Give her of the fruit of her hands,
and let her works praise her in the gates.
Proverbs 31

Thursday, April 1, 2010

It Must Be Holy Week!

Throughout Christendom, this is the week of weeks, the celebration of the "fullness of time" when Jesus Christ went to Jerusalem, taught (and, you could say, taunted) in the temple courts, instituted his Holy Supper, and then proceeded to be put to death "for the sins of the whole world" (1 John 2:2), to be raised again on a Sunday morning.

However, something about this week seems to bring out the wackos. This year they are specializing in wacking Pope Benedict, for his alleged crimes vis a vis the priest sex abuse scandals. While not wanting to reduce in any way the severity of these crimes, I have read in the past few days a couple of articles that defend Ratzinger/Benedict from the misinformation afloat out there. They are, in fairness worth a read. At least one may also be eyebrow raising for old, settled, staid Lutherans (I've not been one long enough to be staid, but I'm old and settled).

The first, from Logia magazine is entitled
The dictatorship of relativism strikes back—and goes nuclear
by John Stephenson of St. Catherine's seminary in Canada. He does a wonderful job of revisiting the career of Ratzinger, and gives us confessional Lutherans this rather nice quote:
“The Lutherans are to Ratzinger what the Orthodox are to John Paul: the separated brethren he knows best, and for whom he has the greatest natural affinity.” John Allen, Cardinal Ratzinger, 231
Stephenson doesn't mince words, but I find his article a balancing act against what you'll find in what he calls the "quality" press.
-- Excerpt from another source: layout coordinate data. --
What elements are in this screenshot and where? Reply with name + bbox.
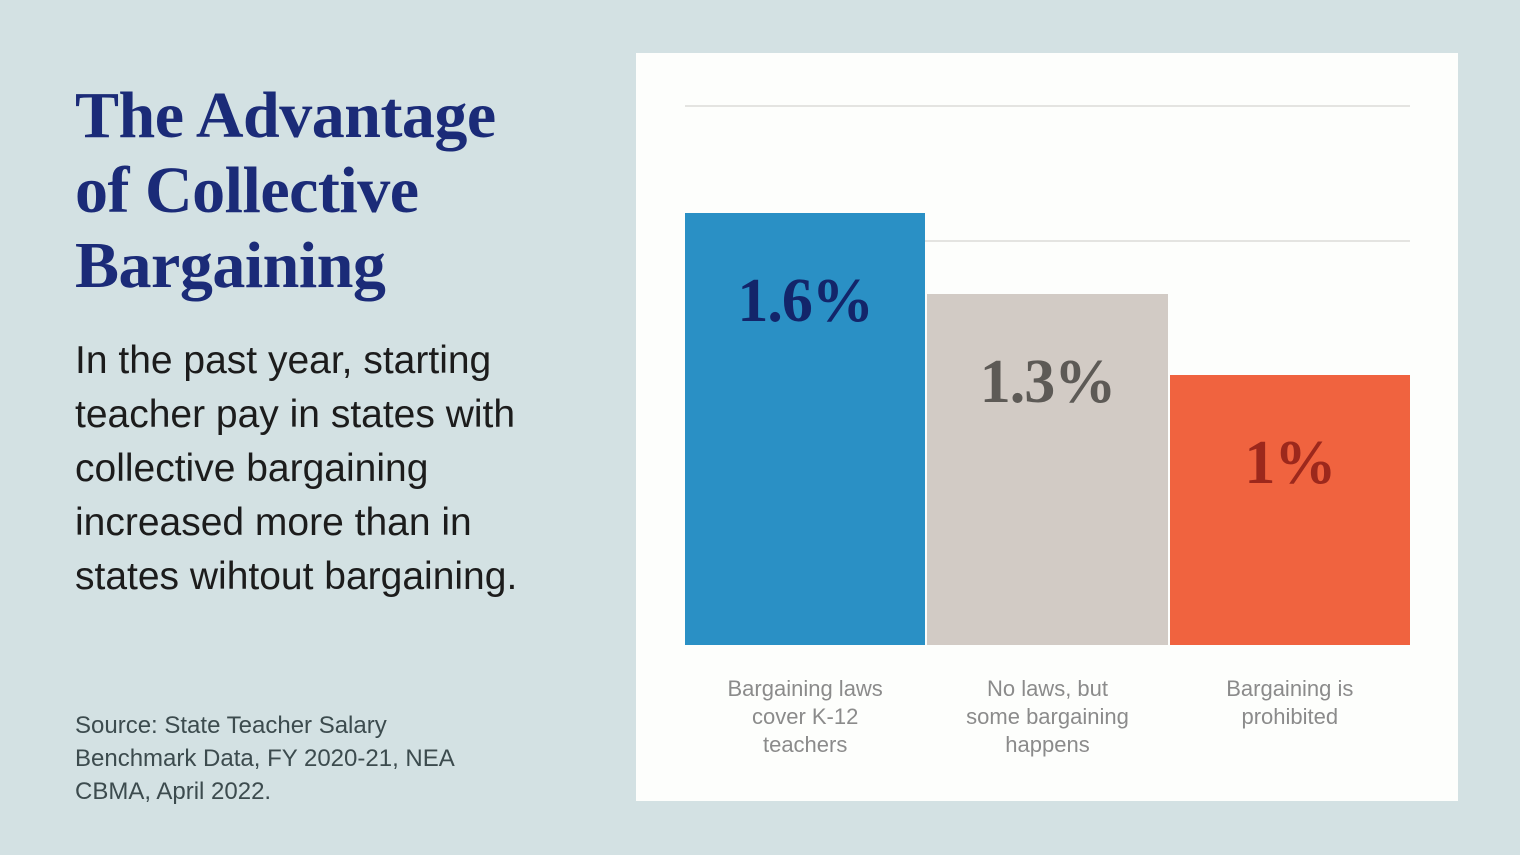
bar-3: 1% <box>1169 375 1410 645</box>
bar-value-label-2: 1.3% <box>979 348 1117 416</box>
bar-1: 1.6% <box>685 213 926 645</box>
source-line-3: CBMA, April 2022. <box>75 778 272 805</box>
description-line-1: In the past year, starting <box>75 339 492 382</box>
bars: 1.6% 1.3% 1% <box>685 53 1410 645</box>
description-text: In the past year, starting teacher pay i… <box>75 334 635 604</box>
category-label-line: No laws, but <box>986 676 1109 701</box>
gridline-1.5 <box>685 240 1410 242</box>
category-label-line: teachers <box>762 732 848 757</box>
category-label-line: Bargaining laws <box>727 676 883 701</box>
description-line-4: increased more than in <box>75 501 472 544</box>
source-line-1: Source: State Teacher Salary <box>75 712 387 739</box>
page-title-line-3: Bargaining <box>75 229 386 302</box>
category-labels: Bargaining laws cover K-12 teachers No laws… <box>685 675 1410 759</box>
page-title-line-2: of Collective <box>75 154 419 227</box>
description-line-2: teacher pay in states with <box>75 393 516 436</box>
category-label-line: some bargaining <box>966 704 1129 729</box>
bar-chart: 1.6% 1.3% 1% Bargaining laws cover K-12 teac… <box>685 53 1410 801</box>
bar-value-label-3: 1% <box>1244 429 1336 497</box>
description-line-3: collective bargaining <box>75 447 429 490</box>
chart-panel: 1.6% 1.3% 1% Bargaining laws cover K-12 teac… <box>636 53 1458 801</box>
category-label-line: prohibited <box>1241 704 1339 729</box>
category-label-line: happens <box>1005 732 1090 757</box>
page-title-line-1: The Advantage <box>75 79 496 152</box>
category-label-line: cover K-12 <box>751 704 859 729</box>
category-label-2: No laws, but some bargaining happens <box>927 675 1167 759</box>
description-line-5: states wihtout bargaining. <box>75 555 518 598</box>
gridline-2 <box>685 105 1410 107</box>
page-title: The Advantage of Collective Bargaining <box>75 78 496 303</box>
category-label-1: Bargaining laws cover K-12 teachers <box>685 675 925 759</box>
bar-2: 1.3% <box>927 294 1168 645</box>
bar-value-label-1: 1.6% <box>737 267 874 335</box>
category-label-3: Bargaining is prohibited <box>1170 675 1410 759</box>
source-citation: Source: State Teacher Salary Benchmark D… <box>75 709 515 808</box>
category-label-line: Bargaining is <box>1226 676 1354 701</box>
source-line-2: Benchmark Data, FY 2020-21, NEA <box>75 745 455 772</box>
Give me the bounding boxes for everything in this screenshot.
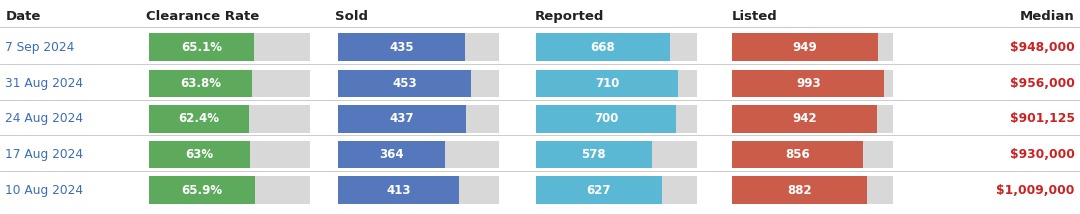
Bar <box>149 105 249 133</box>
Text: 627: 627 <box>586 184 611 196</box>
Text: 668: 668 <box>591 41 616 54</box>
Text: Sold: Sold <box>335 10 368 23</box>
Bar <box>149 141 251 168</box>
Text: 856: 856 <box>785 148 810 161</box>
Text: 24 Aug 2024: 24 Aug 2024 <box>5 112 83 125</box>
Bar <box>536 105 697 133</box>
Text: 17 Aug 2024: 17 Aug 2024 <box>5 148 83 161</box>
Bar <box>536 176 697 204</box>
Text: Median: Median <box>1020 10 1075 23</box>
Bar <box>732 105 893 133</box>
Bar <box>338 141 445 168</box>
Bar <box>338 105 499 133</box>
Bar <box>536 176 662 204</box>
Bar <box>149 33 254 61</box>
Text: 578: 578 <box>581 148 606 161</box>
Text: 942: 942 <box>792 112 816 125</box>
Bar <box>732 176 893 204</box>
Bar <box>536 70 678 97</box>
Text: 10 Aug 2024: 10 Aug 2024 <box>5 184 83 196</box>
Text: 31 Aug 2024: 31 Aug 2024 <box>5 77 83 90</box>
Text: 62.4%: 62.4% <box>179 112 219 125</box>
Bar <box>149 70 252 97</box>
Text: $930,000: $930,000 <box>1010 148 1075 161</box>
Bar <box>338 33 465 61</box>
Bar <box>338 70 471 97</box>
Bar <box>149 33 310 61</box>
Text: 7 Sep 2024: 7 Sep 2024 <box>5 41 75 54</box>
Text: Reported: Reported <box>535 10 604 23</box>
Bar <box>536 141 697 168</box>
Text: 882: 882 <box>787 184 812 196</box>
Text: 437: 437 <box>390 112 415 125</box>
Bar <box>732 70 893 97</box>
Bar <box>732 70 885 97</box>
Bar <box>149 176 310 204</box>
Bar <box>149 176 255 204</box>
Text: 364: 364 <box>379 148 404 161</box>
Bar <box>338 176 499 204</box>
Bar <box>338 105 465 133</box>
Text: $948,000: $948,000 <box>1010 41 1075 54</box>
Bar <box>149 105 310 133</box>
Bar <box>732 33 893 61</box>
Text: Clearance Rate: Clearance Rate <box>146 10 259 23</box>
Text: $956,000: $956,000 <box>1010 77 1075 90</box>
Text: 65.9%: 65.9% <box>181 184 222 196</box>
Text: 63%: 63% <box>186 148 214 161</box>
Bar <box>536 141 652 168</box>
Bar <box>149 141 310 168</box>
Bar <box>338 176 459 204</box>
Bar <box>536 70 697 97</box>
Bar <box>536 33 670 61</box>
Text: 63.8%: 63.8% <box>180 77 221 90</box>
Text: 435: 435 <box>390 41 414 54</box>
Text: 453: 453 <box>392 77 417 90</box>
Bar <box>732 141 893 168</box>
Text: 949: 949 <box>793 41 818 54</box>
Bar <box>338 70 499 97</box>
Text: $901,125: $901,125 <box>1010 112 1075 125</box>
Bar <box>149 70 310 97</box>
Bar <box>338 141 499 168</box>
Text: Listed: Listed <box>732 10 778 23</box>
Bar <box>338 33 499 61</box>
Text: Date: Date <box>5 10 41 23</box>
Bar <box>536 33 697 61</box>
Text: 413: 413 <box>387 184 410 196</box>
Bar <box>732 105 877 133</box>
Bar <box>732 33 878 61</box>
Text: 700: 700 <box>594 112 618 125</box>
Text: 65.1%: 65.1% <box>181 41 221 54</box>
Text: 993: 993 <box>796 77 821 90</box>
Bar <box>732 141 863 168</box>
Text: $1,009,000: $1,009,000 <box>996 184 1075 196</box>
Bar <box>536 105 676 133</box>
Text: 710: 710 <box>595 77 619 90</box>
Bar <box>732 176 867 204</box>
The second article is a more direct defense of the NYT article cited above. It is written by Cardinal William Levada, Prefect of the Congregation for the Doctrine of the Faith. Again, a balancing read if all you've seen is the Times article and its trickle-downs. He begins:
In our melting pot of peoples, languages and backgrounds, Americans are not noted as examples of “high” culture. But we can take pride as a rule in our passion for fairness. In the Vatican where I currently work, my colleagues – whether fellow cardinals at meetings or officials in my office – come from many different countries, continents and cultures. As I write this response today (March 26, 2010) I have had to admit to them that I am not proud of America’s newspaper of record, the New York Times, as a paragon of fairness.

May your Maundy Thursday be yeastless, and your Easter full of rediscovered joy at the peculiar, surprising story of God-become-man, and his deeds of redemption for us, for us, for all of us.